Темной ночью выскользнула она из дому…
Через день по аулу разнеслась радостная весть — врага удалось выбить из ущелья, и одним из самых славных героев этого боя стал Сулейман.
Встречать вернувшихся на передышку между боями мужчин пошли все аксакалы, женщины и девушки. Среди них была и Салихат.
И только когда Сулейман, сияя белой буркой и такой же лохматой папахой, под звуки зурны и барабана вошел в круг, все заметили, что нигде нет Жавгарат. Как же это? Ведь всякий раз общая радость в ауле начиналась танцем сестры и брата! Так неужели сегодня, в такой счастливый день, они не станцуют вместе?
— Жавгарат, Жавгарат! — закричали люди, хлопая в ладоши.
И Жавгарат вышла из дома. Белая шаль с дрожащими шелковыми кистями покрывала черные, туго заплетенные косы. Когда она вбежала в круг, тонко зазвенели бубенчики на ее серебряном поясе. Никто не обратил внимания на болезненную бледность ее лица.
Был ясный летний полдень. Ни облачка, ни выстрела, ни звона скрестившихся кинжалов.
Жавгарат — самоцветный камень — танцевала. Ее руки ломались, как крылья ласточки. Все было обычно, все как всегда в ее чудесном танце, только иногда она вдруг словно оступалась да смотрела поверх голов, туда, где кружились орлы и сверкал снег…
Наконец Жавгарат остановилась. Смолкли зурна и барабан. Жавгарат сняла платок и набросила его на плечи Салихат. А та, смущенно улыбаясь, взглянула на Сулеймана. И взгляд этот означал, что Салихат приняла подарок жениха и стала его невестой.
А Жавгарат вышла из ликующего круга и медленно-медленно побрела вдоль ограды, рукой держась за рану, которую закрыла мотком конопляных ниток, пропитанных медом. В глазах у нее все потемнело. Последний свой шаг она сделала у родного крыльца. Никто так и не услышал ее последнего стона.

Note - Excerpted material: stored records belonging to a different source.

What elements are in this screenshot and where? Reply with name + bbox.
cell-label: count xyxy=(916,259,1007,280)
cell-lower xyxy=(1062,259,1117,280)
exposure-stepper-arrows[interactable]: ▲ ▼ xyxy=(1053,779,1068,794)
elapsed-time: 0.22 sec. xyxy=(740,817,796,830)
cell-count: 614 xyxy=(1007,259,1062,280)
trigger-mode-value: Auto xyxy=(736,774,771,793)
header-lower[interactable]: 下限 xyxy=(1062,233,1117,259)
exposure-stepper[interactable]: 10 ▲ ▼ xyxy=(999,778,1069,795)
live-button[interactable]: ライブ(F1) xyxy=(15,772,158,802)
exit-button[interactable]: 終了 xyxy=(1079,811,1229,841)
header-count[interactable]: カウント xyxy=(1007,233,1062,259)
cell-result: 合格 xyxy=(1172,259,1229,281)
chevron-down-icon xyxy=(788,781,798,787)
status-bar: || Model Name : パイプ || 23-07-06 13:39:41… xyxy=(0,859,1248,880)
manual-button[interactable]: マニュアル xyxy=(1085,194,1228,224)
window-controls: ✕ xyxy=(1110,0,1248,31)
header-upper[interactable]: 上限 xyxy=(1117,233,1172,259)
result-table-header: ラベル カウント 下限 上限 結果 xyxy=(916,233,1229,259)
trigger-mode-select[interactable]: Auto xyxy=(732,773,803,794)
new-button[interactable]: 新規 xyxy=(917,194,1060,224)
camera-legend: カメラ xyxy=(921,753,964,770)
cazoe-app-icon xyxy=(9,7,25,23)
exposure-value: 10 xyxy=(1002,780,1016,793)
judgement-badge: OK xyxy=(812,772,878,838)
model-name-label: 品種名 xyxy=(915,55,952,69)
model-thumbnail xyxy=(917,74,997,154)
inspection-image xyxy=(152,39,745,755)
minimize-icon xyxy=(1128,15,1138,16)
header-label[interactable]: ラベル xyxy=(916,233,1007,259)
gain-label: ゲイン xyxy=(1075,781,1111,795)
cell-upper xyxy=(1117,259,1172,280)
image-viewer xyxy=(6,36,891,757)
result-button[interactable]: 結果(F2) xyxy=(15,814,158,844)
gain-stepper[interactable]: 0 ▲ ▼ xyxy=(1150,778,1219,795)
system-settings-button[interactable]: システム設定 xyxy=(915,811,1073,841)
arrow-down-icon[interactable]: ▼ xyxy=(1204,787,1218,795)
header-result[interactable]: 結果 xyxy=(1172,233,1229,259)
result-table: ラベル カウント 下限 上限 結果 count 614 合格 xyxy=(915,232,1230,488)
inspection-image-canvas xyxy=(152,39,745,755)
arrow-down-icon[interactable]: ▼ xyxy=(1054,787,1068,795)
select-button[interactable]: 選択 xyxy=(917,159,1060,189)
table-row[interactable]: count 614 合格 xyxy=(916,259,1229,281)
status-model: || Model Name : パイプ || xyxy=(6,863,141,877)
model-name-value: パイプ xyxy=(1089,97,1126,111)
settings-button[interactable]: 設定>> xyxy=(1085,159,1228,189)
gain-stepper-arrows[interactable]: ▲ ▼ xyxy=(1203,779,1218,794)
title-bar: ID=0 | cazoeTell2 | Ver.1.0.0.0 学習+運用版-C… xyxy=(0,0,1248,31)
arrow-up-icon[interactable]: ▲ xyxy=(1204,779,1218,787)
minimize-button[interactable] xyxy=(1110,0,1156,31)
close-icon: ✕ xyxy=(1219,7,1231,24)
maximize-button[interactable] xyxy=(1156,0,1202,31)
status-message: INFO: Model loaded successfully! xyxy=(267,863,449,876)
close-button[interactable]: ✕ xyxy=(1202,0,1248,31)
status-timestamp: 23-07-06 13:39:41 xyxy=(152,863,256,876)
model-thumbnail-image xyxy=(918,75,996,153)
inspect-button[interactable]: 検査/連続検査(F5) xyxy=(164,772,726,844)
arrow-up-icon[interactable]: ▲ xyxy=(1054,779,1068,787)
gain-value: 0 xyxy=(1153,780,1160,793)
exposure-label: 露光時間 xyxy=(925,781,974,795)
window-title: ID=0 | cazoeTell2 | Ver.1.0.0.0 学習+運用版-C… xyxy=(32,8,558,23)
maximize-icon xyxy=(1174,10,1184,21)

И только после ее смерти люди поняли, как дорого заплатила красавица Жавгарат, спасая запятнанную честь своего брата.
На другой день с ботлихскими женщинами мы поехали по району и едва стали спускаться с горы, как нашу машину чуть не сшиб мотоцикл.
— Это же Абакар! — закричала художница нашего журнала Камила.
Визг тормозов, резкий толчок, скрип колес, и наш шофер Абакар с трудом увернулся от роковой встречи с Абакаром-мотоциклистом. А тот, отшвырнув свой мотоцикл, бросился к нашей Камиле, уже бежавшей ему навстречу, и, схватив ее руки в свои, измазанные мазутом, так тряхнул их, что мы зажмурились.
С криком «Убью!» он потащил Камилу к пропасти. Камила, как ни в чем не бывало, захохотала.
Ее смех привел новоявленного Абакара в чувство. Он отпустил Камилу.